Presiden Trump baru saja mengumumkan bahwa Amerika Serikat (AS) menarik diri
dari Paris Agreement. Paris Agreement adalah konferensi perubahan iklim yang berlangsung
di Paris pada tahun 2015 sebagai pengganti Protokol Kyoto (1997) yang menyepakati adanya
pembatasan terhadap kenaikan suhu global di bawah dua derajat celcius. Pada era Protokol
Kyoto, AS tidak mau ikut meratifikasinya karena dianggap merugikan perekonomian dalam
negeri. Pada Paris Agreement, AS di bawah kepemimpinan Obama ikut meratifikasi dan
memiliki komitmen untuk mendukung kesepakatan tersebut. Lantas mengapa ketika
kepemimpinan presiden beralih ke Trump kemudian justru menarik diri dari kesepakatan itu?
Clinton sebagai calon dari Partai Demokrat tentu tidak akan jauh dari pendahulunya
dalam mengambil kebijakan terkait dengan perubahan iklim. Clinton memandang bahwa
perubahan iklim tidak hanya menjadi isu nasional, namun juga merupakan permasalahan
global yang menjadi tanggungjawab setiap negara di dunia untuk mengatasinya. Perubahan
iklim harus diatasi dengan kerjasama dan mekanisme global dalam bentuk perjanjian
internasional.
Donald Trump sebagai capres dari kubu Republik memiliki cara pandang yang sangat
bertolak belakang dengan Clinton. Trump tidak menjadikan isu perubahan iklim sebagai isu
penting. Ia bahkan meragukan fakta tentang terjadinya perubahan iklim. Melalui media
sosial, Trump dengan bahasa yang sarkastik menyatakan bahwa perubahan iklim sebagai a
hoax invented by the Chinese. Perubahan iklim dipandang sebagai isu yang diciptakan oleh
China untuk membendung laju industri AS agar tidak kompetitif di tataran global.

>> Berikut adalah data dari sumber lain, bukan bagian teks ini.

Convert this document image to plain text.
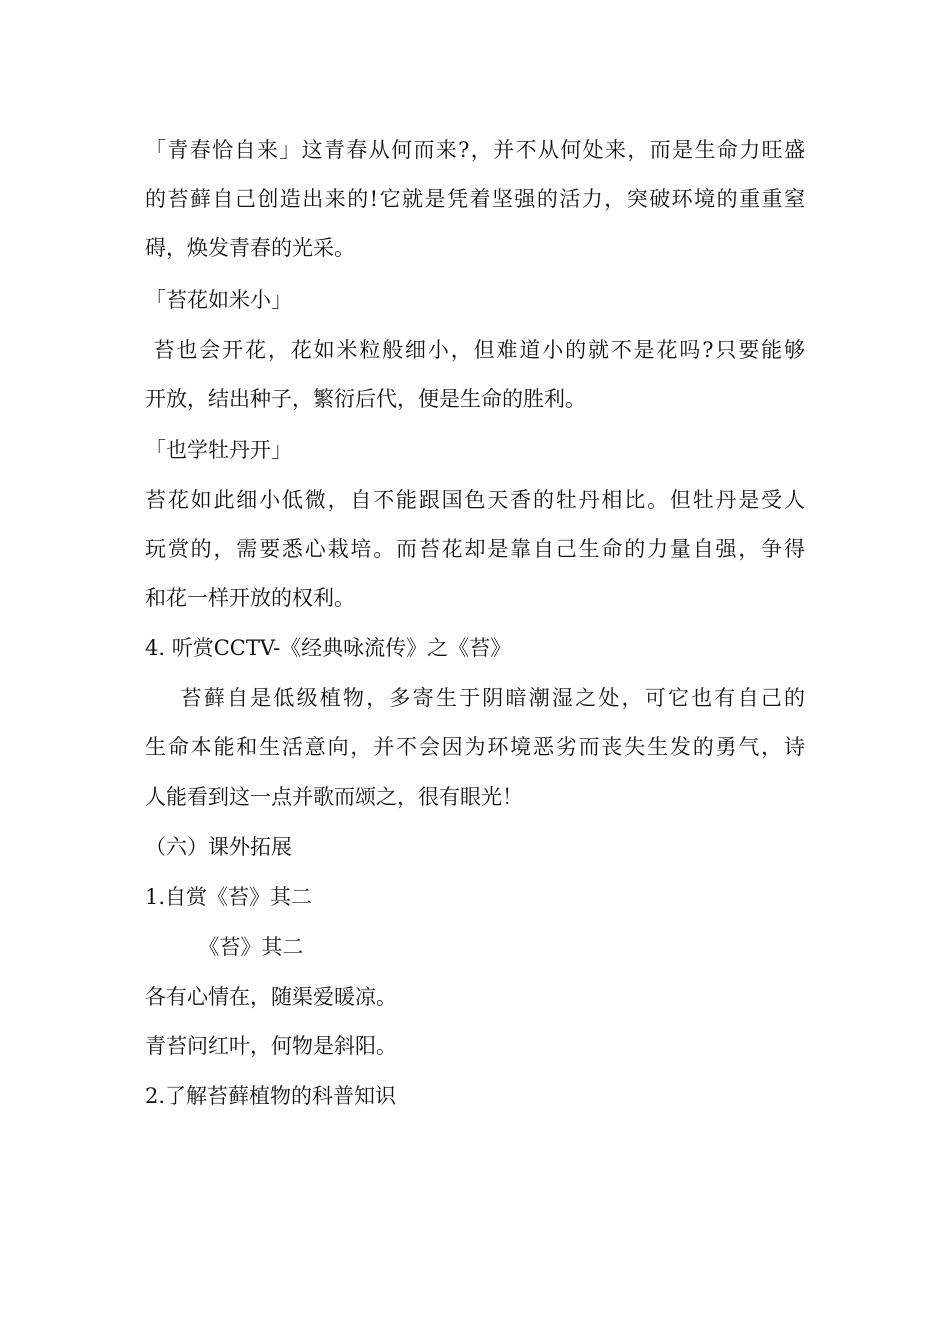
「青春恰自来」这青春从何而来?，并不从何处来，而是生命力旺盛
的苔藓自己创造出来的!它就是凭着坚强的活力，突破环境的重重窒
碍，焕发青春的光采。
「苔花如米小」
苔也会开花，花如米粒般细小，但难道小的就不是花吗?只要能够
开放，结出种子，繁衍后代，便是生命的胜利。
「也学牡丹开」
苔花如此细小低微，自不能跟国色天香的牡丹相比。但牡丹是受人
玩赏的，需要悉心栽培。而苔花却是靠自己生命的力量自强，争得
和花一样开放的权利。
4. 听赏CCTV-《经典咏流传》之《苔》
苔藓自是低级植物，多寄生于阴暗潮湿之处，可它也有自己的
生命本能和生活意向，并不会因为环境恶劣而丧失生发的勇气，诗
人能看到这一点并歌而颂之，很有眼光！
（六）课外拓展
1.自赏《苔》其二
《苔》其二
各有心情在，随渠爱暖凉。
青苔问红叶，何物是斜阳。
2.了解苔藓植物的科普知识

Adanya pengunduran diri Trump dari Paris Agreement merupakan janji yang sudah
diusung sejak kampanye pencapresannya. Dalam kampanyenya, Trump menyatakan akan
membatalkan kebijakan perlindungan lingkungan yang telah dicanangkan Obama. Ia
berkeinginan untuk membatalkan kesepakatan Paris yang telah ditandatangi presiden
sebelumnya. Perjanjian internasional lain yang merugikan kepentingan ekonomi AS juga
hendak dibatalkan. Trump ingin agar produksi energi fosil AS ditingkatkan. Ia menyebut
langkah ini sebagai upaya untuk mengembalikan kejayaan AS dalam industri minyak dan
batubara.
Langkah yang diambil Trump tentu menarik bagi kalangan industri produsen bahan
bakar fosil (minyak bumi dan batubara) dan industri yang banyak menggunakan energi
berbasis fosil seperti listrik, dan transportasi. Karena itulah kalangan ini banyak mendukung
upaya Trump dan Partai Republik dalam upaya menghentikan langkah-langkah yang
dilakukan Obama. Mereka berargumen bahwa upaya Obama telah berdampak pada naiknya
tingkat kemiskinan masyarakat termiskin di AS karena kenaikan biaya-biaya untuk listrik dan
transportasi. Mereka berlindung di balik argumen itu untuk menutupi keengganan mereka
beralih ke energi alternatif terbarukan yang ramah lingkungan. Mereka juga ingin
menghindar dari kewajiban mendonasikan dana kelebihan emisinya ke negara-negara
berkembang sebagai konsekuensi dari komitmen yang ditandatangani Obama.
Dari sini terang sudah mengapa Trump mundur dari Paris Agreement. Tabik!